Thursday, December 12, 2013
Health officials are waiting this week to learn whether two people in southern Maine have been infected with West Nile virus.
The proboscis of an Aedes albopictus mosquito pierces human skin. For the first time ever, West Nile Virus has been detected in Maine.
But no confirmation is expected until Friday at the earliest, or more likely, next Monday.
Blood tests of the two individuals were sent to the Centers for Disease Control in Atlanta and on to a CDC lab in Colorado for analysis.
"We're clearly evaluating (the) cases right now," said state epidemiologist Dr. Stephen Sears. "But these may turn out to be nothing. We need far more information before we'll know."
Both West Nile virus and eastern equine encephalitis are transmitted through the bite of an infected mosquito, and some birds – including songbirds and crows – can carry the viruses, spreading the viruses further into the mosquito population and, in turn, to other birds, some mammals and humans.
One mosquito surveillance pool in York County tested positive for West Nile virus last week, but no human cases have been diagnosed in the state.
"It's a matter of concern," Sears said. "We have identified it. We now know it's here."

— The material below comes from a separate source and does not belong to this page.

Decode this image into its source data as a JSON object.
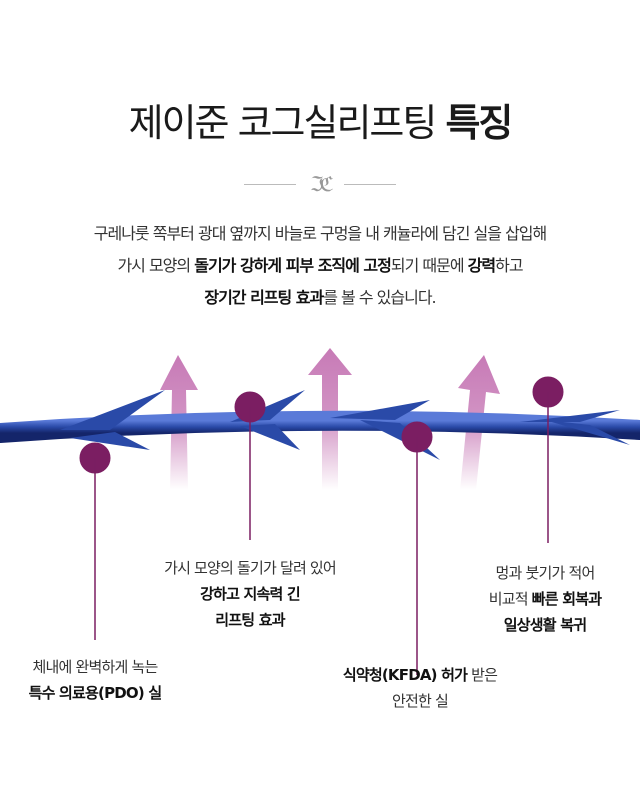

State officials are urging residents to "be aware and use mosquito precautions," Sears said. Generally, this means staying indoors between dusk and dawn and using some type of mosquito repellent – a chemical pesticide or herbal blend – if you are outdoors after dark, when mosquitoes are most active.
"We Mainers take mosquitoes for granted," Sears said. But the occurrence of the disease in the state should be a signal to take responsible – but not fearful – precautions to avoid getting bitten.
"One thing we do want to encourage people to do is that if they see dead birds to let us know," said veterinarian Anne Lictenwalner, director of the Animal Health Lab at the University of Maine in Orono. "We can test them."
West Nile virus has struck "pretty heavily in New Hampshire and Massachusetts," said Sears. "And there has been some eastern equine encephalitis in the Canadian provinces in the past," so Maine continues to test routinely for the two diseases. Sears said he knows of no pesticide spraying programs in Maine so far but emphasized that the decision to do so would be made on the local level.